Matuszewski is still very much involved in the stock, however, based on the fact set data, which eight analysts are still covering it, of which at least seven have continued to update their models and price targets during the current year. Understandably, investors might be wondering whether analysts are still keeping an eye on Bed Bath & Beyond, considering the company's penny stock status, given its status.
It is largely down to the determination of the individual to persevere that the answer can be found.
The report from Barron's in January stated that many analysts already have abandoned ship when it comes to the stock market. In November of last year, 16 analysts still had price targets of $27 on the stock of the company, which is a significant increase from two years ago when 20 analysts were covering the stock. In recent months, it has dropped to half of that. Many analysts believe the tiny company's market cap and low stock price, along with fears that Bed Bath will become bankrupt, were the reasons they dropped coverage of Bed Bath Beyond.
Matuszewski is the only bearish analyst out of the eight remainings, and he is one of just two who is watching the stock. In all, three-quarters of the market favors Bed Bath & Beyond. He only updated his model in a perfunctory manner on Tuesday, failing to go much beyond the basics.
It is interesting to note that those who remain despite Bed Bath's reduced size and prospects seem determined to stick by the stock until the end, whatever it may be, even just to warn investors not to gamble on the stock.
We still expect Bed Bath & Beyond to eventually declare bankruptcy and won't alter our fair-value estimate of $0 on no-moat shares, said Morningstar analyst Jaime Katz. Our current outlook does not see any realistic profits until 2026—and that's only if Bed Bath can avoid running out of cash in the next few months. Even if Bed Bath miraculously remains a going concern, we do not see any return for shareholders.
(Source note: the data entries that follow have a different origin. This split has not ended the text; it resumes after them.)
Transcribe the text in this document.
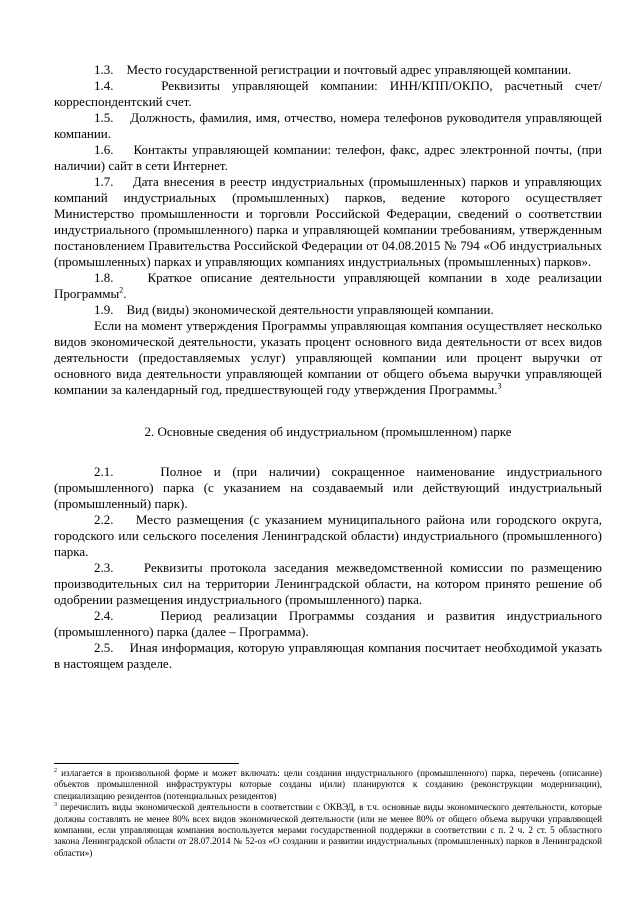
1.3. Место государственной регистрации и почтовый адрес управляющей компании.

1.4.	Реквизиты управляющей компании: ИНН/КПП/ОКПО, расчетный счет/корреспондентский счет.

1.5. Должность, фамилия, имя, отчество, номера телефонов руководителя управляющей компании.

1.6. Контакты управляющей компании: телефон, факс, адрес электронной почты, (при наличии) сайт в сети Интернет.

1.7. Дата внесения в реестр индустриальных (промышленных) парков и управляющих компаний индустриальных (промышленных) парков, ведение которого осуществляет Министерство промышленности и торговли Российской Федерации, сведений о соответствии индустриального (промышленного) парка и управляющей компании требованиям, утвержденным постановлением Правительства Российской Федерации от 04.08.2015 № 794 «Об индустриальных (промышленных) парках и управляющих компаниях индустриальных (промышленных) парков».

1.8.	Краткое описание деятельности управляющей компании в ходе реализации Программы$^2$.

1.9. Вид (виды) экономической деятельности управляющей компании.

Если на момент утверждения Программы управляющая компания осуществляет несколько видов экономической деятельности, указать процент основного вида деятельности от всех видов деятельности (предоставляемых услуг) управляющей компании или процент выручки от основного вида деятельности управляющей компании от общего объема выручки управляющей компании за календарный год, предшествующей году утверждения Программы.$^3$

2. Основные сведения об индустриальном (промышленном) парке

2.1.	Полное и (при наличии) сокращенное наименование индустриального (промышленного) парка (с указанием на создаваемый или действующий индустриальный (промышленный) парк).

2.2. Место размещения (с указанием муниципального района или городского округа, городского или сельского поселения Ленинградской области) индустриального (промышленного) парка.

2.3. Реквизиты протокола заседания межведомственной комиссии по размещению производительных сил на территории Ленинградской области, на котором принято решение об одобрении размещения индустриального (промышленного) парка.

2.4.	Период реализации Программы создания и развития индустриального (промышленного) парка (далее – Программа).

2.5. Иная информация, которую управляющая компания посчитает необходимой указать в настоящем разделе.

$^2$ излагается в произвольной форме и может включать: цели создания индустриального (промышленного) парка, перечень (описание) объектов промышленной инфраструктуры которые созданы и(или) планируются к созданию (реконструкции модернизации), специализацию резидентов (потенциальных резидентов)

$^3$ перечислить виды экономической деятельности в соответствии с ОКВЭД, в т.ч. основные виды экономического деятельности, которые должны составлять не менее 80% всех видов экономической деятельности (или не менее 80% от общего объема выручки управляющей компании, если управляющая компания воспользуется мерами государственной поддержки в соответствии с п. 2 ч. 2 ст. 5 областного закона Ленинградской области от 28.07.2014 № 52-оз «О создании и развитии индустриальных (промышленных) парков в Ленинградской области»)
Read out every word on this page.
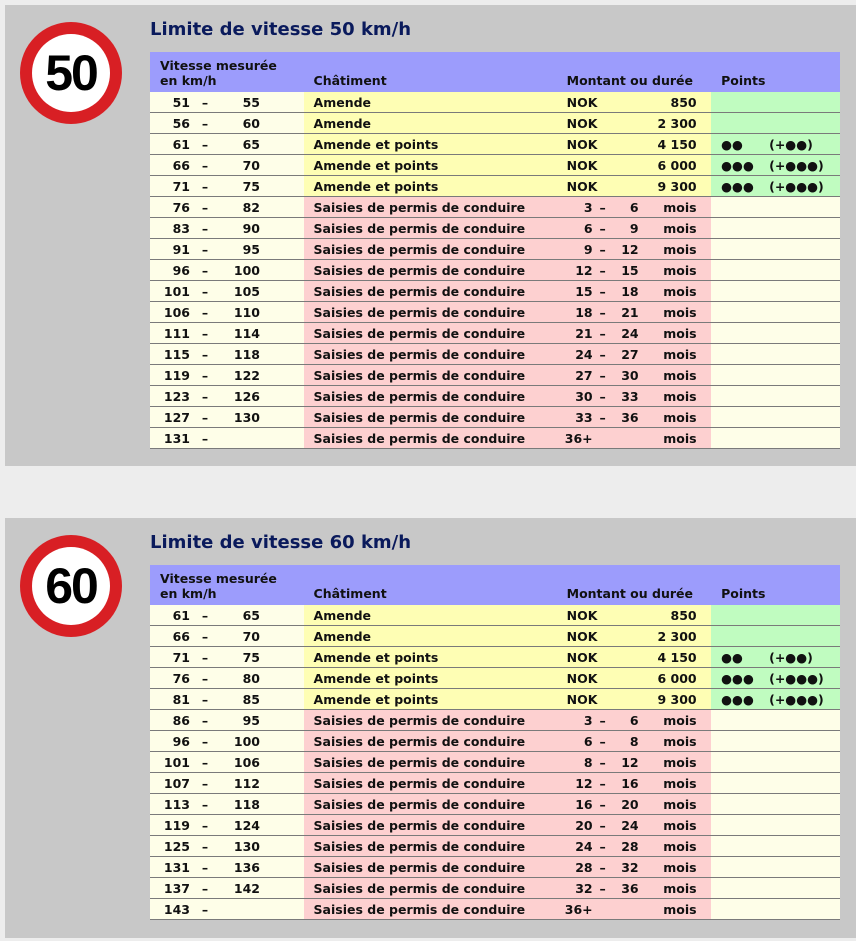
50
Limite de vitesse 50 km/h
Vitesse mesurée
en km/h	Châtiment	Montant ou durée	Points

51 – 55	Amende	NOK 850	

56 – 60	Amende	NOK 2 300	

61 – 65	Amende et points	NOK 4 150	●● (+●●)

66 – 70	Amende et points	NOK 6 000	●●● (+●●●)

71 – 75	Amende et points	NOK 9 300	●●● (+●●●)

76 – 82	Saisies de permis de conduire	3 – 6 mois	

83 – 90	Saisies de permis de conduire	6 – 9 mois	

91 – 95	Saisies de permis de conduire	9 – 12 mois	

96 – 100	Saisies de permis de conduire	12 – 15 mois	

101 – 105	Saisies de permis de conduire	15 – 18 mois	

106 – 110	Saisies de permis de conduire	18 – 21 mois	

111 – 114	Saisies de permis de conduire	21 – 24 mois	

115 – 118	Saisies de permis de conduire	24 – 27 mois	

119 – 122	Saisies de permis de conduire	27 – 30 mois	

123 – 126	Saisies de permis de conduire	30 – 33 mois	

127 – 130	Saisies de permis de conduire	33 – 36 mois	

131 –	Saisies de permis de conduire	36+ mois	

60
Limite de vitesse 60 km/h
Vitesse mesurée
en km/h	Châtiment	Montant ou durée	Points

61 – 65	Amende	NOK 850	

66 – 70	Amende	NOK 2 300	

71 – 75	Amende et points	NOK 4 150	●● (+●●)

76 – 80	Amende et points	NOK 6 000	●●● (+●●●)

81 – 85	Amende et points	NOK 9 300	●●● (+●●●)

86 – 95	Saisies de permis de conduire	3 – 6 mois	

96 – 100	Saisies de permis de conduire	6 – 8 mois	

101 – 106	Saisies de permis de conduire	8 – 12 mois	

107 – 112	Saisies de permis de conduire	12 – 16 mois	

113 – 118	Saisies de permis de conduire	16 – 20 mois	

119 – 124	Saisies de permis de conduire	20 – 24 mois	

125 – 130	Saisies de permis de conduire	24 – 28 mois	

131 – 136	Saisies de permis de conduire	28 – 32 mois	

137 – 142	Saisies de permis de conduire	32 – 36 mois	

143 –	Saisies de permis de conduire	36+ mois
Bed Bath's stock price target recently climbed from $0 to a quarter, according to Wedbush analyst Seth Basham.
The analyst maintained a rating of Underperform on the shares, explaining the bump up in his target was the result of an average probability-weighted calculation of likely outcomes, despite his perception that the turnaround plan for the company is unlikely to be realized by 2023, and that the company's equity is of little value if it is analyzed on a probability-weighted basis.
There seems to be a more perfunctory approach among other analysts to covering the company. Zachary Fadem, a senior director at Wells Fargo, has not issued a stand-alone update on Bed Bath & Beyond since January when he told investors the company was "at the brink of bankruptcy" and a filing was imminent.
Although shrinking analyst coverage is not Bed Bath's biggest problem at the moment, many investors will be happy to zig when analysts recommend that they zag, regardless of the company to which the call is made, because it will be a much safer investment.
Nevertheless, it's one more sign that Bed Bath & Beyond still seems to be embroiled in a tug-of-war at this point in the case.